France / 29-11-2017

Cinq suspects en garde à vue après l’agression et la séquestration d’une famille juive

Source: paris-normandie


Début septembre, l’agression et la séquestration d’une famille juive de Seine-Saint-Denis avaient provoqué l’émoi : près de trois mois plus tard, cinq suspects ont été placés en garde à vue mardi par la police, qui devra notamment déterminer si les victimes ont été “ciblées” en raison de leur religion.

 

Le 8 septembre au petit matin, à Livry-Gargan, des cambrioleurs avaient pénétré par effraction et coupé le courant dans le pavillon du militant associatif Roger Pinto, âgé de 78 ans, où se trouvaient également sa femme et son fils. Ils avaient d’abord séquestré le fils de la famille puis, au petit matin, s’en étaient pris à la mère et au père, qui avait reçu plusieurs coups de pied au thorax et à la tête.
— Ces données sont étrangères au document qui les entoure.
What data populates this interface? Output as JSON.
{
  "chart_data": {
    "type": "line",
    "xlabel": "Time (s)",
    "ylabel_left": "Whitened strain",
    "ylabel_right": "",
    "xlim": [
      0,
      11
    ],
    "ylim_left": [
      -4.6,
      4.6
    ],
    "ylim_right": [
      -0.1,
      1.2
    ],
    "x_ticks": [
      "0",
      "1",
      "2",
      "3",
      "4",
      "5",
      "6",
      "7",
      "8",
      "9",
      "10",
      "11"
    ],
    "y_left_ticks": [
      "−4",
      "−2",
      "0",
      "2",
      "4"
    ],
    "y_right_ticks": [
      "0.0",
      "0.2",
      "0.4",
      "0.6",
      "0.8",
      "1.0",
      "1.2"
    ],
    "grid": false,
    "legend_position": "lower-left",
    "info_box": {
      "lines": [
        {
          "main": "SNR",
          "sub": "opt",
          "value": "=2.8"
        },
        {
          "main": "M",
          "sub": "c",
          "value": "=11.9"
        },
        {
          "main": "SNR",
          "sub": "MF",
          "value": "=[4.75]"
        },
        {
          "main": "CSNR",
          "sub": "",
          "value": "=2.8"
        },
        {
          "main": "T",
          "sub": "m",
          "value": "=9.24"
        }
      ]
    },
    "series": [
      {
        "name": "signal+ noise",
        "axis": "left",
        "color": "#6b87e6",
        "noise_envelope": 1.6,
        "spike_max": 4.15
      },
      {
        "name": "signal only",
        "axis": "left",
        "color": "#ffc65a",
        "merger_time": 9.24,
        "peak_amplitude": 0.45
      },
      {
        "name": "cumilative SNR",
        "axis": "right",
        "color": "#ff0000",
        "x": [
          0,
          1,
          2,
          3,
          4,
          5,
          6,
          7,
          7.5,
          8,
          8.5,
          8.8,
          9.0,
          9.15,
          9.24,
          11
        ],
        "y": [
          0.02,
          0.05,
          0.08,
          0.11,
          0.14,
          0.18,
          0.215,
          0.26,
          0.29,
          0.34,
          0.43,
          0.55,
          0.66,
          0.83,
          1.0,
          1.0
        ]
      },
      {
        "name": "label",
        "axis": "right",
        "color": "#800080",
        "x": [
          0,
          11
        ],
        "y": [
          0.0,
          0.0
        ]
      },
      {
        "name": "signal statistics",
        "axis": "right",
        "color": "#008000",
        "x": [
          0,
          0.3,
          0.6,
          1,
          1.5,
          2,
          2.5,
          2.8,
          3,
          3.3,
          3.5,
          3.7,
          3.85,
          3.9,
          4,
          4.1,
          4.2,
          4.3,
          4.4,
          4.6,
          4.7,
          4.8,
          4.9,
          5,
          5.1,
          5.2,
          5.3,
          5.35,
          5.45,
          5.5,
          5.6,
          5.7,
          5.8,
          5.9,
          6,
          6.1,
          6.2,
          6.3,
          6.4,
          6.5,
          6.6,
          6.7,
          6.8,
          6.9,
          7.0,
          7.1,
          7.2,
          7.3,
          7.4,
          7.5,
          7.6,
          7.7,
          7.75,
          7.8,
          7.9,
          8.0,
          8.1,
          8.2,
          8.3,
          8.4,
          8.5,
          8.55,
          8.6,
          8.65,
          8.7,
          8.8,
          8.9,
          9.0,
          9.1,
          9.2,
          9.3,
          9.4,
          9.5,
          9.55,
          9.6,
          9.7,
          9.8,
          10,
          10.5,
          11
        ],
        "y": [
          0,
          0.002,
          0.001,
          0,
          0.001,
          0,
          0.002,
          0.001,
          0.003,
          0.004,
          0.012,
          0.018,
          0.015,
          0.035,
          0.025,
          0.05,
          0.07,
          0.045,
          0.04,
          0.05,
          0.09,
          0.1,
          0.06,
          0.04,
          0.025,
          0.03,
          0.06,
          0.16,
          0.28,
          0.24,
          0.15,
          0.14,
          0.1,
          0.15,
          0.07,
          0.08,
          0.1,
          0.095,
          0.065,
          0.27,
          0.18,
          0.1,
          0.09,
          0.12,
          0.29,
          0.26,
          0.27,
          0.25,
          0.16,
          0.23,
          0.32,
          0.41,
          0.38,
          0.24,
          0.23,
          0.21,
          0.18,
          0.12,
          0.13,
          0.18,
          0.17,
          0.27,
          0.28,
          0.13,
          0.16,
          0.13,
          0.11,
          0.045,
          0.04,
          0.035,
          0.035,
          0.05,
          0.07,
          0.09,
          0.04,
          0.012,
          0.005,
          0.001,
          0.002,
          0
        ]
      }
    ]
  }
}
La famille avait été ligotée et séquestrée pendant plusieurs heures, jusqu’à ce que la femme parvienne à alerter la police.

 

Selon les victimes, leurs agresseurs leur auraient lancé : “Vous êtes juifs donc vous avez de l’argent.”

 

Parmi les cinq personnes placées en garde à vue mardi à l’aube figurent trois jeunes âgés de 20 à 23 ans, soupçonnés d’être les auteurs de l’agression, et un homme de 50 ans, incarcéré courant septembre dans une autre affaire pour recel de cartes bleues qui pourrait être leur “chef”, ont indiqué à l’AFP des sources judiciaire et policière.

 

Les enquêteurs ont également interpellé en Seine-Saint-Denis une jeune fille de 19 ans, “complice” présumée, qui se serait rendue à un distributeur automatique au matin du 8 septembre pour retirer de l’argent avec les cartes bancaires des victimes, auxquels les malfaiteurs avaient aussi dérobé bijoux et espèces.

 

L’agression avait provoqué un vif émoi dans la communauté juive, où Roger Pinto, président de l’association “de défense du peuple juif et de l’État d’Israël” Siona, a occupé de nombreuses fonctions au sein d’institutions.

 

Dans un communiqué, le préfet de police de Paris Michel Delpuech, a estimé mardi que les conditions de l’agression “laissaient peu de doute quant au caractère antisémite de cette action crapuleuse”.

 

Le ministre de l’Intérieur Gérard Collomb a salué dans un communiqué l’interpellation de ces “cinq personnes susceptibles d’être impliquées dans la lâche et violente agression d’une famille de confession juive”, soulignant que “la lutte contre toutes les formes de racisme et d’antisémitisme est une priorité des services de police et de gendarmerie”.

 

Le parquet de Bobigny avait confié à la Sûreté territoriale du département une enquête pour séquestration, vol et extorsion en réunion avec violences et en raison de la religion des victimes.

 

Les enquêteurs cherchent à établir si le pavillon a été préalablement “ciblé” en raison de l’appartenance religieuse de ses occupants, selon une source policière.

 

Les victimes “pensent, au regard des propos tenus par les agresseurs, qu’ils ont été agressés car juifs”, avait dit à l’AFP Marc Bensimhon, leur avocat, au moment des faits.

 

Mardi, l’avocat a dit son “immense satisfaction” à l’annonce de ces interpellations. Selon lui, “la police a beaucoup oeuvré et l’intervention du ministre de l’Intérieur y est pour beaucoup”.

 

Après cette agression, le Bureau national de vigilance contre l’antisémitisme (BNVCA) avait condamné “une nouvelle agression manifestement antisémite” et “préméditée”.

 

Le Conseil représentatif des institutions juives de France (Crif) avait de son côté appelé “à une vigilance renforcée et à des sanctions exemplaires et dissuasives”. D’autant que l’affaire intervenait quelques mois après la mort de Sarah Halimi, une femme juive de 65 ans défenestrée en avril à Paris.

 

Pour la Licra, cette affaire rappelait “évidemment celle de Créteil”, qui avait vu un couple séquestré et la femme violée en 2014 lors d’une agression pour laquelle cinq hommes devront être jugés aux assises avec la circonstance aggravante de l’antisémitisme.

 

“Onze ans après le meurtre antisémite d’Ilan Halimi, le fantasme du juif riche continue à faire ses victimes”, avait de son côté déploré SOS Racisme, en allusion au jeune juif décédé en 2006 après avoir été séquestré et torturé par le “gang des barbares”.